My point wasn't to claim that revolutionary states are always more democratic or better than the states that proceeded them. My point is that revolutionary states engage in state terror when they feel threatened by external or internal actors. States in general don't decide to clamp down on dissidents because they just feel particularly autocratic that morning. More often than not, states prefer the
threat of violence than it's actual exercise: violence is messy, unpredictable and most importantly: can result in backlash. Now of course, whether you feel if that threat is actually justified or not, that's up to you, but states, especially revolutionary ones, do not have the benefit of hindsight: if they feel threatened, they will act accordingly.
Also: for the ten year period most people identify as the "French Revolution", the Jacobins were only in power for two of them: most of that time France was either a constitutional monarchy or a counter-revolutionary autocracy, which led directly to the take over of Napoleon. I'd hardly call that "handing power to the most extreme and violent of the revolutionaries."

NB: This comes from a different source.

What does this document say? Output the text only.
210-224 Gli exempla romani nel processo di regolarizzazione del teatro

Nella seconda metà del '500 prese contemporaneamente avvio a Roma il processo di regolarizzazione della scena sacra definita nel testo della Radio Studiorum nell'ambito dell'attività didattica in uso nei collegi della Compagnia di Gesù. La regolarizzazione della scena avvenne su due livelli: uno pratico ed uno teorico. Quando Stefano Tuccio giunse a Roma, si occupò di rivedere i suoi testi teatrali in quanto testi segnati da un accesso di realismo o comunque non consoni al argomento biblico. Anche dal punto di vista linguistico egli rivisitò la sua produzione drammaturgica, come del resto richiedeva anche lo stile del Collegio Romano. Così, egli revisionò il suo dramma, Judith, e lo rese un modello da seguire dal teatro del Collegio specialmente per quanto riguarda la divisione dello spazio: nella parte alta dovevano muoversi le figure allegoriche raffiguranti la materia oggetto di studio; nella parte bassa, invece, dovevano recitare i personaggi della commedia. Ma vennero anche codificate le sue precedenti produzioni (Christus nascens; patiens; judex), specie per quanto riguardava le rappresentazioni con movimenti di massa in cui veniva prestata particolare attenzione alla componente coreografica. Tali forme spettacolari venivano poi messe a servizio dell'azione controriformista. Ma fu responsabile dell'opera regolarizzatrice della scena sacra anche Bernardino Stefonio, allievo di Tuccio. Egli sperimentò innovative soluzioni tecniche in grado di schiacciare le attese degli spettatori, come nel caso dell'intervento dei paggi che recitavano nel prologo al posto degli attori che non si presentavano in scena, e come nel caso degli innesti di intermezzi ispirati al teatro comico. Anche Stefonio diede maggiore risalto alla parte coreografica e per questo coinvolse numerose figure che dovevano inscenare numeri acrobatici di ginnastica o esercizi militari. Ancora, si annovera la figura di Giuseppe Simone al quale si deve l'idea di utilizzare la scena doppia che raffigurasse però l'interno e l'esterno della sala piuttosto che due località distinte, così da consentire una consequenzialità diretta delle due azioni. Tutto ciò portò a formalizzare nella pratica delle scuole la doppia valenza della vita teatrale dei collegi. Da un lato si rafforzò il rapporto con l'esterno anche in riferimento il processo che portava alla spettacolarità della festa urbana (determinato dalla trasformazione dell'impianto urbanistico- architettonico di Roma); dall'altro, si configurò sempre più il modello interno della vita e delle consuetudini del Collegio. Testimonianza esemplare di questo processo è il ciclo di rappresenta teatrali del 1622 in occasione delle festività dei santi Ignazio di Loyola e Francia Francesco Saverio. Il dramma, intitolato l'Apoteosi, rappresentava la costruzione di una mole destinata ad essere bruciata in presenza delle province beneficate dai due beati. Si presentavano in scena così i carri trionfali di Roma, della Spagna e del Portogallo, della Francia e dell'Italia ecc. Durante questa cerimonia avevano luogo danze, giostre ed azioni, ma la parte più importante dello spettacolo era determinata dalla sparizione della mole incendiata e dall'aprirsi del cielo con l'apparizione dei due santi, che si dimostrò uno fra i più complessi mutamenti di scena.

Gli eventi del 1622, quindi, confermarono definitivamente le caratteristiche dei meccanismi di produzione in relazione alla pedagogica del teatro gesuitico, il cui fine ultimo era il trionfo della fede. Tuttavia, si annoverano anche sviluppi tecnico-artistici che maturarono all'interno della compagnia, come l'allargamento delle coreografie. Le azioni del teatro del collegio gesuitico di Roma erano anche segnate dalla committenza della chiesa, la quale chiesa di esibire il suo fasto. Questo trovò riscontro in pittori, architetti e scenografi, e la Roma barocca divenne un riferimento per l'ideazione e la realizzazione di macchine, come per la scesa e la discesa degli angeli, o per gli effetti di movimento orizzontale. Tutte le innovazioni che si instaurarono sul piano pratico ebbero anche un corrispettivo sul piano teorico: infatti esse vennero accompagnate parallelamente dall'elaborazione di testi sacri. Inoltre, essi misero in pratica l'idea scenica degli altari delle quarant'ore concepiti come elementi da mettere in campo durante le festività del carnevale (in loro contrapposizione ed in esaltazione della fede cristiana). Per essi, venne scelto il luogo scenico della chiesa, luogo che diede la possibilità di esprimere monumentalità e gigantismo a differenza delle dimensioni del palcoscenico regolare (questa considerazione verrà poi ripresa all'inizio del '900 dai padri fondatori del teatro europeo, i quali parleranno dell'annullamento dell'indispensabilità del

I concede, I didn’t really think about the Directory.
The Left-Opposition didn't exist until after Lenin fell ill a year before he died, unless you're referring to other left wing parties in which case... eh? Most of the left wing parties either broke with the Bolshevik parties first or were integrated entirely. And even the Bolsheviks weren't a monopoly in that regard: there were Bolsheviks who wanted to preserve Soviet/multi-party democracy.
I misclicked, I meant left-wing opposition, mostly I was referring to the Kronstadt Rebellion, basically the Bolshevik’s fear of an anarchist and other opposition groups.
Depends how you mean "opposed": Both endorsed the White government and sent military observers but other than that they couldn't really do much for various reasons: The Russian Civil War had already shown intervention doesn't turn out well for you, these countries have their own leftist movements to contend with and have social democratic governments, and they were not in any real position to intervene even if they wanted to.
But they did supply MacAuthur, no?
The revolution in Reds! occurs when a popular front alliance between the WCP and DFLP is democratically elected and overthrown. Anti-Putsch Republicans and Democrats cooperate with the Provisional Government which (at first anyway) seeks merely constitutional restoration and form a major party after the Revolution concludes in the Democratic-Republicans. The Civil War only turns explicitly revolutionary because the WCP's conciliatory right is murdered in the Putsch anyhow.
How would that stop them from becoming more authoritarian? Democratically elected governments become dictatorships quite often and banning other political parties isn’t even all that rare, even in democratic governments.
Why are you even mentioning Mussolini? He was by no means a revolutionary and hadn't been since he was expelled from the PSI in 1914: the Blackshirts were used as explicit counter revolutionaries by landlords and industrialists attacking workers who were going on strike in the Bienno Rosso.